After a protein denatures and the detaturing agent is removed, the protein refold to its original conformation.
globular vs. structural proteins
Globular: enzymes, hormones, membrane pumps and chanels, membrane receptors, intercellular and intracellular transport and storage, osmotic regulators, immune response, etc.

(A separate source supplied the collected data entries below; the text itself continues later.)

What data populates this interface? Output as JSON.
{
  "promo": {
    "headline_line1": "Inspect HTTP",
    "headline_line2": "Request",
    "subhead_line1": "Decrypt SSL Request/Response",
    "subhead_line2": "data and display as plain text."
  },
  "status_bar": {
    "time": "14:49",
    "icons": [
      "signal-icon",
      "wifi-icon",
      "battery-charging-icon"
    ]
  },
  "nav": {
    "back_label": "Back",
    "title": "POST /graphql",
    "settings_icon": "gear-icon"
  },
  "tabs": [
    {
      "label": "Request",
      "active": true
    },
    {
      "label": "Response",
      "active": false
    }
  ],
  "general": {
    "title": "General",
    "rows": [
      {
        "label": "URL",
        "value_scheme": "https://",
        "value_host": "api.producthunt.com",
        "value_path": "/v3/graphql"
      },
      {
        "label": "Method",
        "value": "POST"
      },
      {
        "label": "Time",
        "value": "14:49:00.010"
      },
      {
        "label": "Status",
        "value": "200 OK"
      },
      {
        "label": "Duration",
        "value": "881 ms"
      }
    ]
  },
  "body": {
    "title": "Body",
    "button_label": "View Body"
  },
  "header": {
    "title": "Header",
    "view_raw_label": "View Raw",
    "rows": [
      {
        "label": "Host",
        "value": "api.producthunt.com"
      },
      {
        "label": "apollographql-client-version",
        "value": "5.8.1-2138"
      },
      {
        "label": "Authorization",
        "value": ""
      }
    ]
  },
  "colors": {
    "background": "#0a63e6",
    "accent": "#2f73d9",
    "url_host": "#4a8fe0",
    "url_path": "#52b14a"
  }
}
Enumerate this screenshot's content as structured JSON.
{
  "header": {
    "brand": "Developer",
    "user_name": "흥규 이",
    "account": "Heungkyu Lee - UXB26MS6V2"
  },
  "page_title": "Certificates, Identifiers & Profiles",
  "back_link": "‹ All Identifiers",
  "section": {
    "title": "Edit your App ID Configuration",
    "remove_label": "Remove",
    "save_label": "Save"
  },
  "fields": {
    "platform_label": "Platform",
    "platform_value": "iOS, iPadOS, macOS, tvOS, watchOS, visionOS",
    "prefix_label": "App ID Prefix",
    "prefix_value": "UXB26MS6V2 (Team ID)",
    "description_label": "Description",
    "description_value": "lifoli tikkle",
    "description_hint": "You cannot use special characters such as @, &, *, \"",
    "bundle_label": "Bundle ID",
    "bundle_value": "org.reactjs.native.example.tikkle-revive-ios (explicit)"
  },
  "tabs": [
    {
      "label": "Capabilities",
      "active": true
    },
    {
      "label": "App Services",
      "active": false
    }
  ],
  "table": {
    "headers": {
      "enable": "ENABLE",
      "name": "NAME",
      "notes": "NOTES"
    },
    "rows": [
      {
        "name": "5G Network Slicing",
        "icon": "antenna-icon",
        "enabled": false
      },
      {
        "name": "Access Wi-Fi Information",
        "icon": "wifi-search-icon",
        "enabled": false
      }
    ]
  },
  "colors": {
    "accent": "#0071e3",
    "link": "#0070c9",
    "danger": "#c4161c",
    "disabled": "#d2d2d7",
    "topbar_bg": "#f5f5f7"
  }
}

Structural: maintain and add strength of cellular and matrix structure (collagen, microtubules).
-ase
ending clue for an enzyme. This means it contains nitrogen and is subject to denaturation.
-ose
ending clue for carbs.
Acetyl CoA
A coenzyme. Pyruvate is converted to acetyl CoA in a reaction that produces NADH and CO2.
Active Site
Position on enzyme to where the substrate binds with noncovalent bonds.
Adipocytes
aka fat cells. Specialized cells whose cytoplasm contains almost nothing but triglycerides.
Aerobic Respiration
Oxygen is used. Respiration is the energy acquiring stages (glycolysis, kreb cycle, ETC). Pyruvate and NADH (glycolosis products) will move into mitochondria matrix to continue process of making energy. Net 36 ATPs. Final electron acceptor is oxygen (why oxygen is necessary in aerobic respiration).
Allosteric Regulation
Binds to enzyme and cause conformational change to inhibit (allosteric inhibitors) or increase (allosteric activators) reactions. Aka negative and positive feedback.
alpha-helix
Single chain of primary structure twists into alpha-helix. Reinforced by hydrogen bonds between carbonyl oxygen and hydrogen on the amino group.
Amino Acids
Building blocks of proteins. They’re alpha AA because the amine is attached to the carbon in the alpha position to the carbonyl. Basic (HAL): Histidine, Argininine, LysineAcidic: Glutamic acid, Aspartic acidPolar (CGATHS): Cysteine, Glutamine, Asparagine, Tyrosine, Threonine, SerineNon-polar: Glycine, Alanine, Valine, Leucine, Isoleucine, Phenylalanine, Tryptophan, Methionine, Proline
Amphipathic
Having polar and nonpolar characteristics. Polar at one end, nonpolar at the other end.
Anaerobic Respiration
Oxygen is NOT used. Respiration is the energy acquiring stages.
Apoenzyme
An enzyme without its cofactor and is nonfunctional.
ATP
A nucleotide. Source of readily available energy for the cell. Acts as cosubstrate type of coenzyme.
ATP Synthase
Protein on mitochondrion membrane that makes ATP as part of ETC. This is oxidative phosphorylation.
beta-pleated sheet
Single chain of primary structure lie along side itself forming the beta-pleated sheet. The connecting segments of the two strands of the sheet can lie in the same direction (parallel) or opposite (antiparallel). Reinforced by hydrogen bonds between carbonyl oxygen and hydrogen on the amino group.
Carbohydrates
aka sugars or saccharides. Made up of carbon and water, formula C(H2O).
Catalyst
Enzymes lower the energy of activation for a bilogical reaction and increase the rate of that reaction. Not consumed nor permanently altered by the reactions. Do not alter equilibrium of a reaction.
Cellular Respiration
The second and third stages where energy is acquired. Glucose + O2 –> CO2 + H2O (combustion rxn).
Cellulose
Cellulose is polysaccaride of glucose formed in plants. Beta linkages. Animals do not have the enzymes to digest beta linkages. Bacteria in stomach does the digestion for an animal.
Citric Acid Cycle
aka Krebs cycle
Coenzymes
A cofactor. Divided into two types cosubstrates and prosthetic groups, both are organic molecules. Cosubstrate: substrate that binds to enzyme, transfer chemical group to the substrate reacting and reforms into original form. It is not destroyed or change, kinda like a catalyst. Example is ATP. Prostetic groups: Covalently bound to the enzyme throughout the reaction and emerge unchanged. Example is heme.
Cofactor
A non-protein component that helps enzyme reach their optimal activity. Can be coenzymes or metal ions.